During his final semester in our Bachelor of Science in Nursing degree program this past fall, Viniquinn (Quinn) Terry ’20 completed his program’s service-learning project at the Holy Spirit Medical Outreach Clinic in the Allison Hill area in Harrisburg. The clinic, located in the basement of Christ Lutheran Church, is a nurse-run organization offering various health care services including blood pressure screenings and dietary modification education. The nurses also offer social services such as assisting clients with finding primary care providers; transportation, employment and citizenship resources; and help with applying for the Supplemental Nutritional Assistance Program (SNAP), and the Women, Infants, and Children Program (WIC). In addition, the clinic staff helps find resources that provide housing and assist in rental payments. The clinic offers these services in English and Spanish to help broaden the support for people in the community.
When he was a child, Quinn lived with his family in the same neighborhood as the clinic and benefited from services it and the church provided. When it was time to choose a site for his service learning, Quinn intended to work with a food back or soup kitchen, but a chance lunchtime conversation changed his mind. When a co-worker mentioned a clinic where she volunteered, and Quinn realized she was speaking about Holy Spirit, he knew he needed to re-connect with the organization. When Quinn learned from the clinic’s director that hypertension and diabetes were prevalent within the largely African American and Latino community it serves, he chose to offer education about these diseases for his service-learning project. After reading about a possible correlation between oral care and heart disease, Quinn was also eager to offer information about proper oral care to the clinic’s community.

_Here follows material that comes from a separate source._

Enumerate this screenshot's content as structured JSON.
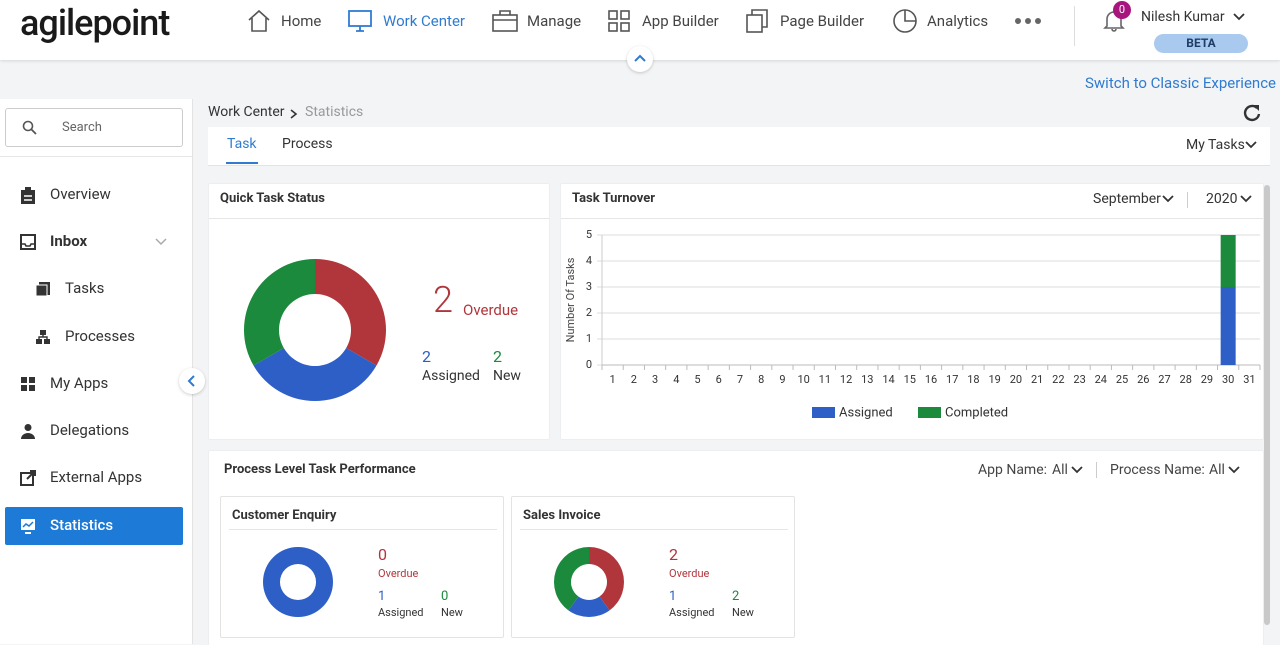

Reflecting on this experience, Quinn identifies many lessons he can apply to his career as a nurse. He notes: “As a nurse in the acute care setting, the most important lesson I learned was assisting with the patients’ needs after discharge. I now work very carefully with the case managers and social workers at my hospital to ensure discharge medications are covered by insurance and to schedule follow-up appointments. These were some of the issues the clients at the clinic faced.”

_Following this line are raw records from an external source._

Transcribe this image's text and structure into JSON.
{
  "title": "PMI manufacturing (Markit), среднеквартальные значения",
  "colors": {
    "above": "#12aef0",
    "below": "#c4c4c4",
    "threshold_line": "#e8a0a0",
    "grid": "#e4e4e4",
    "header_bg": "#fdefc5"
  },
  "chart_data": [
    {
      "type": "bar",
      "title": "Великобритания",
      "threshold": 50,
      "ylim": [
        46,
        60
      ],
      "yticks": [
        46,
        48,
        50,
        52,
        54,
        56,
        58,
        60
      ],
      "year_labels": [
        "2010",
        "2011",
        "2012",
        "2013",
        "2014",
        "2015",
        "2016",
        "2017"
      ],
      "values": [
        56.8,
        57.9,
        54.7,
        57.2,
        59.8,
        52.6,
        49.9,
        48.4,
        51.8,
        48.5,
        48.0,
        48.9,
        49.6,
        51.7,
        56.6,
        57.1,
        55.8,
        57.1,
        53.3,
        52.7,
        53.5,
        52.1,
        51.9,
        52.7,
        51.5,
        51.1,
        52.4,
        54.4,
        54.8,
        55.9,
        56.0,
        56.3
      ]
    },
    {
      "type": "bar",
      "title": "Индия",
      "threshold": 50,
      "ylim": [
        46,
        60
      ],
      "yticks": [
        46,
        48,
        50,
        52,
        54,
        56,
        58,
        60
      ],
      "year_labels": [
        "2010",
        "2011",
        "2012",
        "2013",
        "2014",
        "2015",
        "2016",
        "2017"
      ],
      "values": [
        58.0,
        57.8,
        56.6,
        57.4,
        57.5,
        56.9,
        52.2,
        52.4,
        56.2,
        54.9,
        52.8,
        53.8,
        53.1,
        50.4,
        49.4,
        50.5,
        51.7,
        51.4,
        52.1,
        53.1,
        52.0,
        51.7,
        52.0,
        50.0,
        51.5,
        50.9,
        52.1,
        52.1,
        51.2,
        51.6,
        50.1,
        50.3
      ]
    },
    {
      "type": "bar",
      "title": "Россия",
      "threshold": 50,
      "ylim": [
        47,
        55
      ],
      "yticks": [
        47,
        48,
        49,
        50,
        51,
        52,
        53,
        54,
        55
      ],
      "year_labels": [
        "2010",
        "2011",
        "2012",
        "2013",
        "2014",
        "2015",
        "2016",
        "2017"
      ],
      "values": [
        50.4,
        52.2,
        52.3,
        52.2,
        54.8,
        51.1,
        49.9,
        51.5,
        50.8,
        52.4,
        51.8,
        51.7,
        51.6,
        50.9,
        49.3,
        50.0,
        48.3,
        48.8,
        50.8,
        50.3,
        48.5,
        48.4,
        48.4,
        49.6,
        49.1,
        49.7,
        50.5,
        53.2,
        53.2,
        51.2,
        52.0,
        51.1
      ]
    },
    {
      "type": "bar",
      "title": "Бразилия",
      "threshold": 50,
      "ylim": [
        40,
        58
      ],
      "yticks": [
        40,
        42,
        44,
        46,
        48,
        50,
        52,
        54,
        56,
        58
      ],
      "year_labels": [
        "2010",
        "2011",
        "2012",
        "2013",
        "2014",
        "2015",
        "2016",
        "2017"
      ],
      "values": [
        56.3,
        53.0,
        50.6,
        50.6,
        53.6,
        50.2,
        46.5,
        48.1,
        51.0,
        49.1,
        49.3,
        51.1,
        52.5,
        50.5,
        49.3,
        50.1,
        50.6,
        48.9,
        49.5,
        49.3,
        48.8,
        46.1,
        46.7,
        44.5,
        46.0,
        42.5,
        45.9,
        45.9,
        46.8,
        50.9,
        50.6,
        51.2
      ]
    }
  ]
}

Quinn is also gratified by the “full circle” experience of giving back to a community and organization that had supported his family years earlier. He adds: “I found it rewarding how appreciative the clients were at the clinic for the simple services I would provide. One day a visually impaired woman needed help differentiating her pill bottles, but the bottles were all the same size and color. I simply helped her organize her medications into two weekly pill dispensers: one yellow for pills in the morning and one blue for pills at nights. She was overjoyed. Something I thought was insignificant turned out to be irreplaceable because she could take her medications without worrying about taking too much or too.”